BENGALURU: As a breast cancer survivor, Shadi Ganz holds the cause of eradicating breast cancer close to her heart. A philanthropist, artist and cognitive psychotherapist, the German national first arrived in Bengaluru in 2011 when her husband’s job transferred him here. While her husband left the country post his assignment, Shadi stayed to give back to the society hosting her.
She does so by spearheading the Shadi Ganz Foundation Mammomobile Charitable Trust, which has developed a fully equipped mobile breast and cervical cancer screening bus. Picture this: A bus that looks like any other, except it’s painted in a bright shade of pink, with the design of a pink ribbon running down the sides of the vehicle. Upon entering, instead of row after row of seats, you see separate compartments and hear the hum and thrum of machinery. The bus comprises a section where the mammography is conducted, a control room where the results of the mammography are collected and another section where women are examined for cervical cancer. Shadi says, “I started this foundation because in India, by the time a woman is diagnosed, it might be too late to help her. This bus currently travels through the rural areas of Tamil Nadu, where we conduct awareness programmes and convince woman to come get screened at the mammomobile.”

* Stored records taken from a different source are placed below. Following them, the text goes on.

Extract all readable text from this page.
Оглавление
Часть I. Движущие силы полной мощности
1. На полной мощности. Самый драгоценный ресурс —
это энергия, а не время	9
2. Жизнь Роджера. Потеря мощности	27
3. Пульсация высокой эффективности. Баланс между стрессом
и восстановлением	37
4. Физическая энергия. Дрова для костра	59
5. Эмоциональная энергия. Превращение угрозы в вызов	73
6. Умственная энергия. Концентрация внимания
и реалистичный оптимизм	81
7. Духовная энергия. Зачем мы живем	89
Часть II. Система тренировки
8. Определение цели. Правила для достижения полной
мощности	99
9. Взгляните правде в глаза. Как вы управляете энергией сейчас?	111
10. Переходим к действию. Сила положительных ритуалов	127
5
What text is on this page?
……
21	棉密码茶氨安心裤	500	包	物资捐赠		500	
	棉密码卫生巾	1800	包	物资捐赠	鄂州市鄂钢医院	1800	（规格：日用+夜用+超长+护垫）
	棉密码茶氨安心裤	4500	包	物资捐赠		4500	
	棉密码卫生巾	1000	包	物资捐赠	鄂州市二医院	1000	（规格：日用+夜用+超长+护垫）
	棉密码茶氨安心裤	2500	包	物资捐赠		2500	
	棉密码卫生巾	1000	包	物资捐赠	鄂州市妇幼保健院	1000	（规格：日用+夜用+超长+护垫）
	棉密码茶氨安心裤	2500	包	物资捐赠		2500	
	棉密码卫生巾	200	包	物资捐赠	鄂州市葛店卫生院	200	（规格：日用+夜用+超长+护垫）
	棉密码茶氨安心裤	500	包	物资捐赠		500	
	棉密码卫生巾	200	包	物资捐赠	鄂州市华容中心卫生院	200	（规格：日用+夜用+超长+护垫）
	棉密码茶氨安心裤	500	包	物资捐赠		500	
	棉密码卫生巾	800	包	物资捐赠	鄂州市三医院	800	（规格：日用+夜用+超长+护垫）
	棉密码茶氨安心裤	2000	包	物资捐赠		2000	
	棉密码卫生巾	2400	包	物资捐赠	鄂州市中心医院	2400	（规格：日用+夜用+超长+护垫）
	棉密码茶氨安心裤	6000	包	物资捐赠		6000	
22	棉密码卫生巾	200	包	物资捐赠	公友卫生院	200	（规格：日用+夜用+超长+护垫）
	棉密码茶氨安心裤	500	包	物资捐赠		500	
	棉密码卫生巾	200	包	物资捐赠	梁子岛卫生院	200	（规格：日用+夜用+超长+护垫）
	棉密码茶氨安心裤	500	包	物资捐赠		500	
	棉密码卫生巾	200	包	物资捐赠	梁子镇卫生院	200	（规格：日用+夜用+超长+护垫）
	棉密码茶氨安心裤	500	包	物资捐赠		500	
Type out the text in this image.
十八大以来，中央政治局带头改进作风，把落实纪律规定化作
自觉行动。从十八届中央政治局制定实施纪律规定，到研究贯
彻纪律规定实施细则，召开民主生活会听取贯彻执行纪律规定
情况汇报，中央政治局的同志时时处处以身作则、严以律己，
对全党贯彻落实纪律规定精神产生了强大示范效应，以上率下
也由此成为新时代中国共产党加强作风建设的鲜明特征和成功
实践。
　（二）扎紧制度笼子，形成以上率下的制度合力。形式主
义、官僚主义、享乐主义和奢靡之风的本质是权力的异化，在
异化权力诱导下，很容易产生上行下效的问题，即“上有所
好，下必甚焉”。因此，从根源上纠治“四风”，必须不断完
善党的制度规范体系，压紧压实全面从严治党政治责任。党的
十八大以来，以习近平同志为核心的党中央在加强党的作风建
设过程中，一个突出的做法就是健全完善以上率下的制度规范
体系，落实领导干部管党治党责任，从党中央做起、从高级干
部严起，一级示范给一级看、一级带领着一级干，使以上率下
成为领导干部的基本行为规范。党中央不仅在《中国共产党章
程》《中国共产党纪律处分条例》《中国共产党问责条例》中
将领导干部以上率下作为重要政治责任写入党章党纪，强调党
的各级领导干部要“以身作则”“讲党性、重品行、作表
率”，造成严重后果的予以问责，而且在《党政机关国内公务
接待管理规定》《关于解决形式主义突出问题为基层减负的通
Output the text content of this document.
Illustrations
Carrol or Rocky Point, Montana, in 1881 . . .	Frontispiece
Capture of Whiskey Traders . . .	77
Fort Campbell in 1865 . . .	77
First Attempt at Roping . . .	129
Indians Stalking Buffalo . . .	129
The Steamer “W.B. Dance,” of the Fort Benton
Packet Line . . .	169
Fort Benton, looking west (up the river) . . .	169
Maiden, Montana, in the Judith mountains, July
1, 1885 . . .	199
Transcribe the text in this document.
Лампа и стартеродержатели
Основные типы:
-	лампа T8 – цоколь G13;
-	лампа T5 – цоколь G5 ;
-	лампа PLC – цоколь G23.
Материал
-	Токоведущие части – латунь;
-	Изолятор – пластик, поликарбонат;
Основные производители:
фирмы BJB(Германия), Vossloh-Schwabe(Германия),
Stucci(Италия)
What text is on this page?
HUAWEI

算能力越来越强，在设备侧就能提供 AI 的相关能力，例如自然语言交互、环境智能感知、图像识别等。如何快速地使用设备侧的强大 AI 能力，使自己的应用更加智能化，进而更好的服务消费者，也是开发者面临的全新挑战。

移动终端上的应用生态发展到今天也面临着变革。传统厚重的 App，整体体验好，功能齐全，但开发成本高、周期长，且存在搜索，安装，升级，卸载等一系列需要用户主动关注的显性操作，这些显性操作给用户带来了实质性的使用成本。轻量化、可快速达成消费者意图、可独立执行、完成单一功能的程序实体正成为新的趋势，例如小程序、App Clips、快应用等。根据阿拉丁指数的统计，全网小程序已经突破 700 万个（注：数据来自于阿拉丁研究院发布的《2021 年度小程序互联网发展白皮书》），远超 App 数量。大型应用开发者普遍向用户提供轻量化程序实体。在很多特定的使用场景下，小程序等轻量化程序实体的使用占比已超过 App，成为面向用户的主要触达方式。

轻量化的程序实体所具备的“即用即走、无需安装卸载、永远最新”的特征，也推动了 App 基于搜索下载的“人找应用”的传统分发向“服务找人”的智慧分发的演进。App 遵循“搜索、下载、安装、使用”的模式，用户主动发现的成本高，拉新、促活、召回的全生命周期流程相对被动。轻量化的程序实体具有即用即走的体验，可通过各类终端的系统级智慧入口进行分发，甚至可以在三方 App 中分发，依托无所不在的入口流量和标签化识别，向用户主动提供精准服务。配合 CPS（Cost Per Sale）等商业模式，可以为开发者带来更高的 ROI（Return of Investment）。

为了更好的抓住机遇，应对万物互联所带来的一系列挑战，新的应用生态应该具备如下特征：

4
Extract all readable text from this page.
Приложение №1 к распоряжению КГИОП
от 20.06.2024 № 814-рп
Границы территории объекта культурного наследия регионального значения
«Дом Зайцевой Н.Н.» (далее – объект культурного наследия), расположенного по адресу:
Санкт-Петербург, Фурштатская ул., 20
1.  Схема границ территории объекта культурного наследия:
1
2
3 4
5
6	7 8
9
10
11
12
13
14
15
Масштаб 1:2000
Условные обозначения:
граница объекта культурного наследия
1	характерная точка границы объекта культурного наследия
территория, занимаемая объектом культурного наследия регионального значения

Shadi, however, prefers to stay out of the spotlight. “I rather respect the culture and privacy of the people and let the doctors on the bus do their work,” she says. During one of Shadi’s visits to Chennai, she once saw a long queue of women. She thought the queue was for voting, only to learn that the women were waiting to be screened and had to come all the way to Chennai for the procedure.
Currently, the foundation possesses one bus, which has been operational since 2016 and has toured around 92 villages in Villupurum and Tamil Nadu, conducting about 500 mammograms a month. When asked about the reason behind choosing Tamil Nadu, Shadi says, “I see India as a strong country with wonderful people. Why not Tamil Nadu? We hope that next mammomobile will be for Bangalore.”
The first, and only, mammomobile bus has taken two years and about two crore rupees to make, and is mostly self-funded. The machinery came from a company in the US. “I wanted digital machinery wherein the results are immediately checked by a team of doctors in the Chennai hospital. But the biggest challenge in that would be the road conditions. Since the roads are so bumpy, it would be difficult to maintain such sensitive machinery. So, I had to opt for analogue machinery, where the results are collected on a CD and sent by courier to The Cancer Institute in Chennai,” says Shadi.
Post the results, if a woman has been diagnosed, then the trust looks after the financial aspects of her treatment. “This is also self-funded. I have tried applying for funding, but I either get rejected or I’m made promises that don’t get fulfilled. I am, however, glad that through the awareness programmes we conduct in cities, some women do come ahead and pitch in with resources that can help others get the treatment they need,” she adds.